One of the magazine's problems is generational, frantically pimping their iPad app to readers who at heart live in the 19th century. The new TV critic, Emily Nussbaum, pens a long essay about Ryan Murphy's gay camp ethos but you may sense some editorial creaks as she tries to convey her young, city ideas to an aging Westchester audience. Eighties' drag queen Lady Bunny but no Daniel Halperin? Nussbaum writes:
"In 1964, Susan Sontag, in her essay Notes on Camp described it as “a solvent of morality,” and that phrase hints at what is appealing about Murphy’s shows: his Tourettic impulse to offend, even in the midst of the sweetest love story. Camp originated as a private language, in an era when survival as a gay man meant learning to break codes—of male and female behavior, of normality and status. Murphy has taken this vernacular of the closet, and bent it, hard, toward an era of outness. It’s a mighty queer gambit, and one that aligns Murphy with a subset of gay showrunners whom I’ve rarely seen lumped together in critical conversation, perhaps for fear of risking offense."Among these is Alan Ball, who created Six Feet Under (the drama that produced David Fisher, the first truly complex gay male character on TV) and True Blood (with its dicey vampirism-as-gay-rights metaphor). There’s also Kevin Williamson, the creator of Dawson's Creek and the new horror show “The Following,” and the executive producer of “The Vampire Diaries”; Desperate Housewives’s Marc Cherry, who named every episode for a Sondheim reference; and Michael Patrick King, the man behind both the exquisitely campy Sex and the City and the execrably campy “2 Broke Girls.” In addition, there’s Silvio Horta, the creator of ABC’s sweet telenovela adaptation Ugly Betty an underrated comedy-drama that managed to celebrate both Queens and queens.
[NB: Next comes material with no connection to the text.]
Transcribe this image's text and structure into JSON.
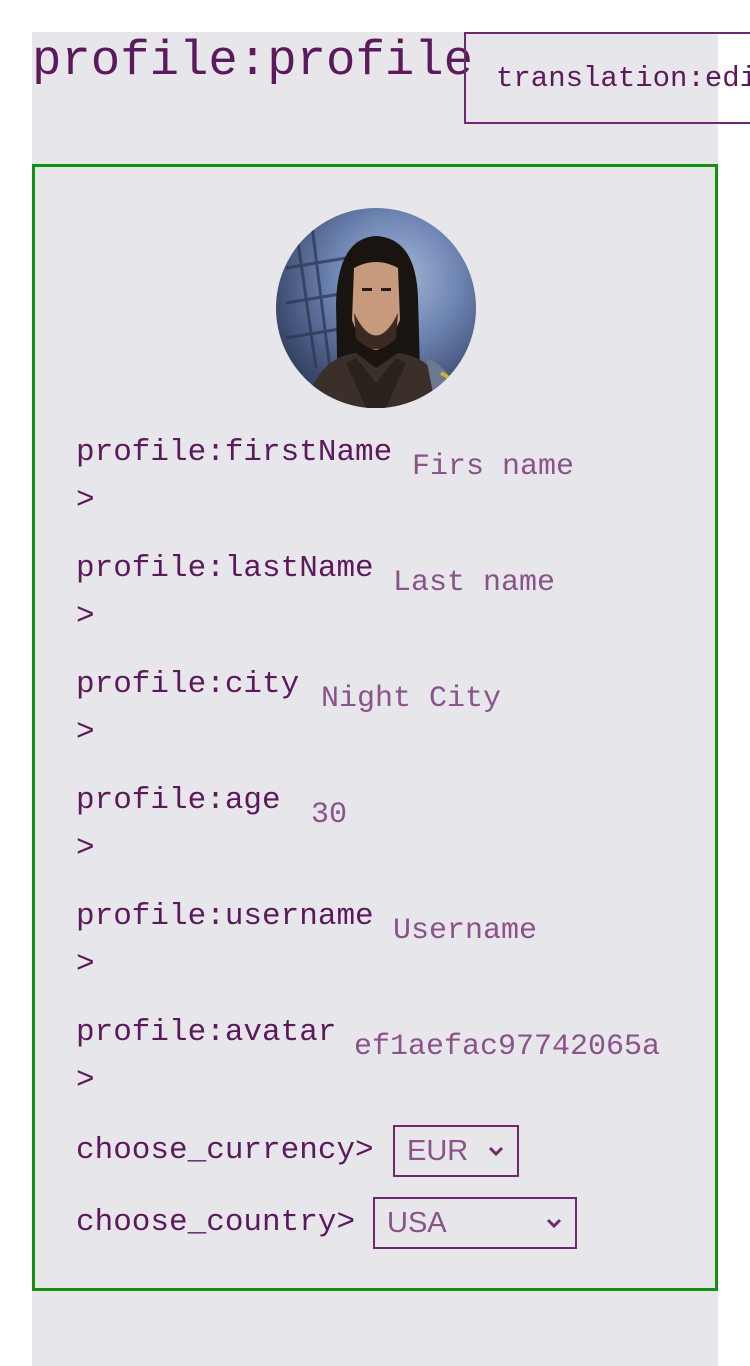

"Like several of these showrunners, Murphy loves divas and zingers. But he stands out for his aggressive attempts to punch right through TV’s lazier habits, stitching genres together like a mad scientist. Murphy’s finest set pieces evoke Charles Busch and Bertolt Brecht as well as Lady Bunny, theatrical figures willing to risk the ridiculous for a shot at the transcendent. If this approach occasionally results in episodes that resemble the bat-winged pig fetus from American Horror Story’s experimental lab, so what? Shock has value, too: it wakes us up."